You don't know the problem, nor does anyone else. So you can't possibly find a way to fix it. To find the problem you need to know a lot more about the boot process than you apparently know, and where things can fail and how, and why, and how to get more information from the system. Otherwise, you do what people (including frequently me) do when a kernel doesn't work: revert to one that does. If you want to test kernels, then you need to know more about how to troubleshoot boot failures.

>> 
> Is there anywhere where a "?" Question Mark in the above text?   Sorry sir, but I am just a person trying to help in testing.  I am probably the only one that encounters those errors dracut cannot find /dev/root errors.  
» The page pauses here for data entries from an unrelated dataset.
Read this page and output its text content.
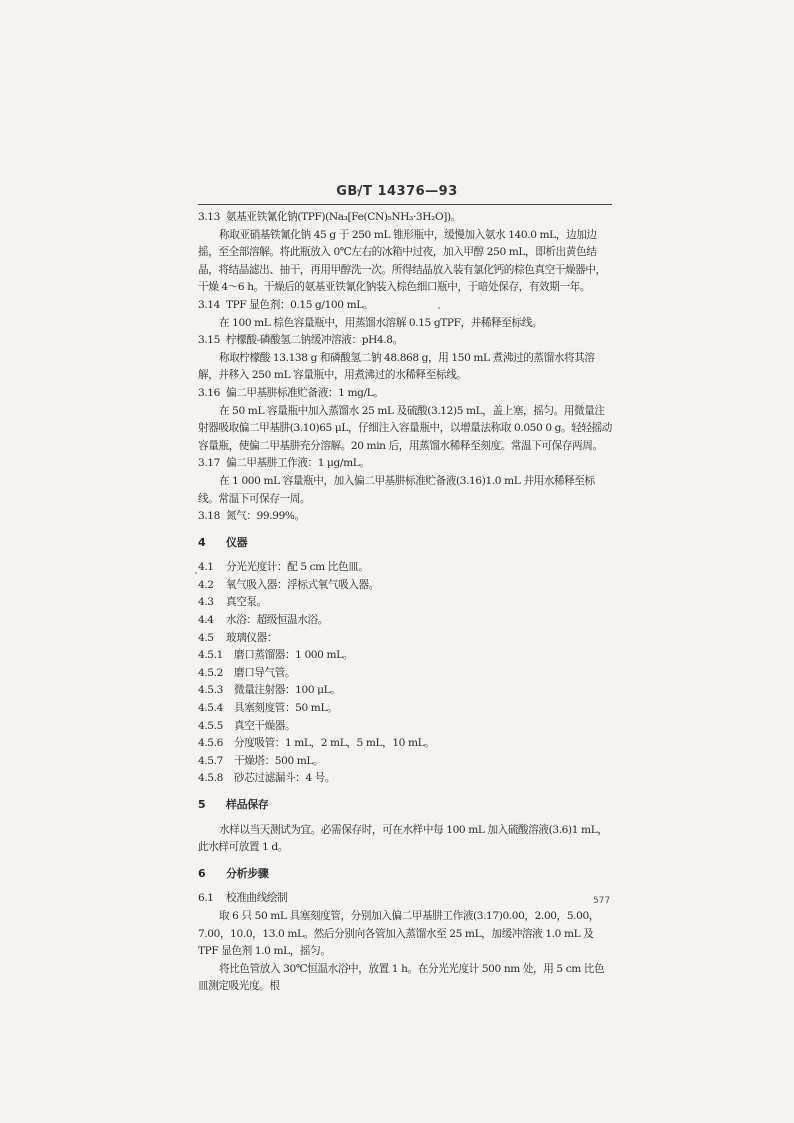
GB/T 14376—93

3.13 氨基亚铁氰化钠(TPF)(Na₃[Fe(CN)₅NH₃·3H₂O])。

称取亚硝基铁氰化钠 45 g 于 250 mL 锥形瓶中，缓慢加入氨水 140.0 mL，边加边摇，至全部溶解。将此瓶放入 0℃左右的冰箱中过夜，加入甲醇 250 mL，即析出黄色结晶，将结晶滤出、抽干，再用甲醇洗一次。所得结晶放入装有氯化钙的棕色真空干燥器中，干燥 4～6 h。干燥后的氨基亚铁氰化钠装入棕色细口瓶中，于暗处保存，有效期一年。

3.14 TPF 显色剂：0.15 g/100 mL。

在 100 mL 棕色容量瓶中，用蒸馏水溶解 0.15 gTPF，并稀释至标线。

3.15 柠檬酸-磷酸氢二钠缓冲溶液：pH4.8。

称取柠檬酸 13.138 g 和磷酸氢二钠 48.868 g，用 150 mL 煮沸过的蒸馏水将其溶解，并移入 250 mL 容量瓶中，用煮沸过的水稀释至标线。

3.16 偏二甲基肼标准贮备液：1 mg/L。

在 50 mL 容量瓶中加入蒸馏水 25 mL 及硫酸(3.12)5 mL，盖上塞，摇匀。用微量注射器吸取偏二甲基肼(3.10)65 μL，仔细注入容量瓶中，以增量法称取 0.050 0 g。轻轻摇动容量瓶，使偏二甲基肼充分溶解。20 min 后，用蒸馏水稀释至刻度。常温下可保存两周。

3.17 偏二甲基肼工作液：1 μg/mL。

在 1 000 mL 容量瓶中，加入偏二甲基肼标准贮备液(3.16)1.0 mL 并用水稀释至标线。常温下可保存一周。

3.18 氮气：99.99%。

4 仪器

4.1 分光光度计：配 5 cm 比色皿。

4.2 氧气吸入器：浮标式氧气吸入器。

4.3 真空泵。

4.4 水浴：超级恒温水浴。

4.5 玻璃仪器：

4.5.1 磨口蒸馏器：1 000 mL。

4.5.2 磨口导气管。

4.5.3 微量注射器：100 μL。

4.5.4 具塞刻度管：50 mL。

4.5.5 真空干燥器。

4.5.6 分度吸管：1 mL，2 mL，5 mL，10 mL。

4.5.7 干燥塔：500 mL。

4.5.8 砂芯过滤漏斗：4 号。

5 样品保存

水样以当天测试为宜。必需保存时，可在水样中每 100 mL 加入硫酸溶液(3.6)1 mL，此水样可放置 1 d。

6 分析步骤

6.1 校准曲线绘制

取 6 只 50 mL 具塞刻度管，分别加入偏二甲基肼工作液(3.17)0.00，2.00，5.00，7.00，10.0，13.0 mL。然后分别向各管加入蒸馏水至 25 mL，加缓冲溶液 1.0 mL 及 TPF 显色剂 1.0 mL，摇匀。

将比色管放入 30℃恒温水浴中，放置 1 h。在分光光度计 500 nm 处，用 5 cm 比色皿测定吸光度。根

577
My toshiba won't boot how do I fix it, is not helping with testing. It's a support question.

By the way, cannot find /dev/root is almost certainly a bootloader problem - the kernel parameter line may have the wrong root= buried in it, so dracut isn't finding a rootfs to read or mount and thus it pukes after it's consumed everything it can in the initramfs.

> The world is perfect except on this toshiba laptop machine.

Now you're just repeating yourself, not useful.

>  Thank you for {helping me|guiding me|} with the problems booting FreeBSD along with Fedora.  But this is an entirely different animal and it is getting to be annoying.  

Some people like being annoyed. It motivates them. If you don't like being annoyed by these issues, work on something else. It's normal in beta testing to work on different things. So if you don't want to learn more about boot troubleshooting and provide more information and bug reports, you should revert to an earlier kernel that works and test something else. I find kernel boot testing to be about 70% exasperating so I tend to avoid it.